Purpose: To investigate the potential role of sanggenon C alleviating in insulin resistance.
Methods: HepG2 cell line was incubated with increasing concentrations of sanggenon C at 1, 5, 10, 15 or 20 μM for 4 h. to induce cytotoxicity, and then further incubated with 100 μM palmitic acid to induce insulin resistance. HepG2 cells without sanggenon C and palmitic acid treatment servered as control group. Glucose uptake was determined by measuring 2-NBDG (2-deoxy-2-[(7-nitro-2,1,3-benzoxadiazol-4-yl)-amino]-D-glucose) fluorescence intensity using a microplate reader. Oil Red O staining was used to assess intracellular lipid accumulation, while oxidative stress was evaluated by enzyme-linked immunosorbent assay (ELISA).

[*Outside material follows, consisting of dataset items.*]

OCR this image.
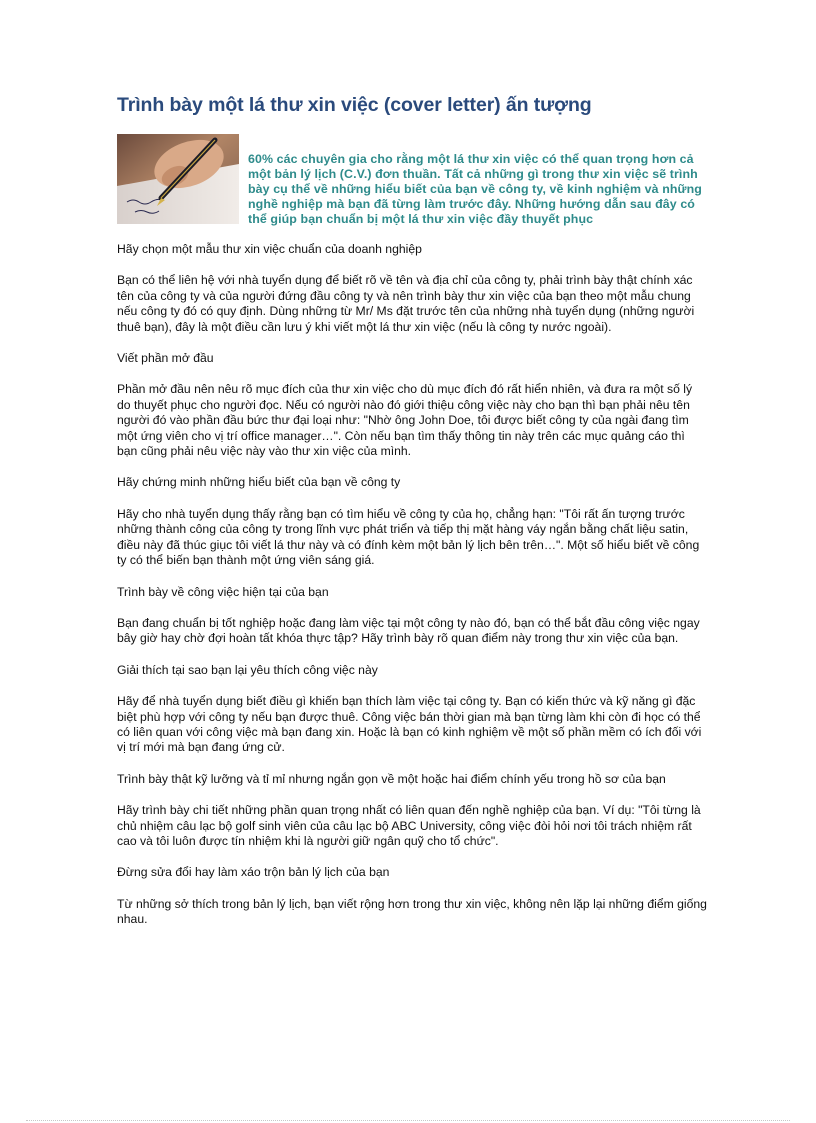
Trình bày một lá thư xin việc (cover letter) ấn tượng
60% các chuyên gia cho rằng một lá thư xin việc có thể quan trọng hơn cả một bản lý lịch (C.V.) đơn thuần. Tất cả những gì trong thư xin việc sẽ trình bày cụ thể về những hiểu biết của bạn về công ty, về kinh nghiệm và những nghề nghiệp mà bạn đã từng làm trước đây. Những hướng dẫn sau đây có thể giúp bạn chuẩn bị một lá thư xin việc đầy thuyết phục

Hãy chọn một mẫu thư xin việc chuẩn của doanh nghiệp

Bạn có thể liên hệ với nhà tuyển dụng để biết rõ về tên và địa chỉ của công ty, phải trình bày thật chính xác tên của công ty và của người đứng đầu công ty và nên trình bày thư xin việc của bạn theo một mẫu chung nếu công ty đó có quy định. Dùng những từ Mr/ Ms đặt trước tên của những nhà tuyển dụng (những người thuê bạn), đây là một điều cần lưu ý khi viết một lá thư xin việc (nếu là công ty nước ngoài).

Viết phần mở đầu

Phần mở đầu nên nêu rõ mục đích của thư xin việc cho dù mục đích đó rất hiển nhiên, và đưa ra một số lý do thuyết phục cho người đọc. Nếu có người nào đó giới thiệu công việc này cho bạn thì bạn phải nêu tên người đó vào phần đầu bức thư đại loại như: "Nhờ ông John Doe, tôi được biết công ty của ngài đang tìm một ứng viên cho vị trí office manager…". Còn nếu bạn tìm thấy thông tin này trên các mục quảng cáo thì bạn cũng phải nêu việc này vào thư xin việc của mình.

Hãy chứng minh những hiểu biết của bạn về công ty

Hãy cho nhà tuyển dụng thấy rằng bạn có tìm hiểu về công ty của họ, chẳng hạn: "Tôi rất ấn tượng trước những thành công của công ty trong lĩnh vực phát triển và tiếp thị mặt hàng váy ngắn bằng chất liệu satin, điều này đã thúc giục tôi viết lá thư này và có đính kèm một bản lý lịch bên trên…". Một số hiểu biết về công ty có thể biến bạn thành một ứng viên sáng giá.

Trình bày về công việc hiện tại của bạn

Bạn đang chuẩn bị tốt nghiệp hoặc đang làm việc tại một công ty nào đó, bạn có thể bắt đầu công việc ngay bây giờ hay chờ đợi hoàn tất khóa thực tập? Hãy trình bày rõ quan điểm này trong thư xin việc của bạn.

Giải thích tại sao bạn lại yêu thích công việc này

Hãy để nhà tuyển dụng biết điều gì khiến bạn thích làm việc tại công ty. Bạn có kiến thức và kỹ năng gì đặc biệt phù hợp với công ty nếu bạn được thuê. Công việc bán thời gian mà bạn từng làm khi còn đi học có thể có liên quan với công việc mà bạn đang xin. Hoặc là bạn có kinh nghiệm về một số phần mềm có ích đối với vị trí mới mà bạn đang ứng cử.

Trình bày thật kỹ lưỡng và tỉ mỉ nhưng ngắn gọn về một hoặc hai điểm chính yếu trong hồ sơ của bạn

Hãy trình bày chi tiết những phần quan trọng nhất có liên quan đến nghề nghiệp của bạn. Ví dụ: "Tôi từng là chủ nhiệm câu lạc bộ golf sinh viên của câu lạc bộ ABC University, công việc đòi hỏi nơi tôi trách nhiệm rất cao và tôi luôn được tín nhiệm khi là người giữ ngân quỹ cho tổ chức".

Đừng sửa đổi hay làm xáo trộn bản lý lịch của bạn

Từ những sở thích trong bản lý lịch, bạn viết rộng hơn trong thư xin việc, không nên lặp lại những điểm giống nhau.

Results: Palmitic acid significantly decreased glucose uptake and increased intracellular lipid accumulation in HepG2 (p < 0.01), while sanggenon C enhanced t glucose uptake and lowered lipid accumulation in insulin-resistant HepG2 (p < 0.01). Sanggenon C significantly attenuated palmitic acidinduced increase in p-insulin receptor substrate 1 (p-IRS1), as well as decrease in p-AKT and p-FOXO1 (p < 0.01). Palmitic acid also induced oxidative stress in HepG2 through the up-regulation of reactive oxygen species (ROS) and malondialdehyde (MDA), as well as the down-regulation of superoxide dismutase (SOD) and glutathione peroxidase (GSH-Px). However, sanggenon C reduced ROS and MDA levels (p < 0.05), and enhanced SOD and GSH-Px in insulin-resistant HepG2 (p < 0.05). However, sanggenon C significantly increased p-AMP-activated protein kinase (p-AMPK) levels and p-ACC (acetyl-CoA carboxylase) in insulin-resistant HepG2 (p < 0.01).
Conclusion: Sanggenon C lowers oxidative stress and ameliorates lipid accumulation thereby alleviating palmitic acid-induced insulin-resistant HepG2 cells via activation of AMPK pathway, thus suggesting that it is a potential strategy for overcoming insulin resistance.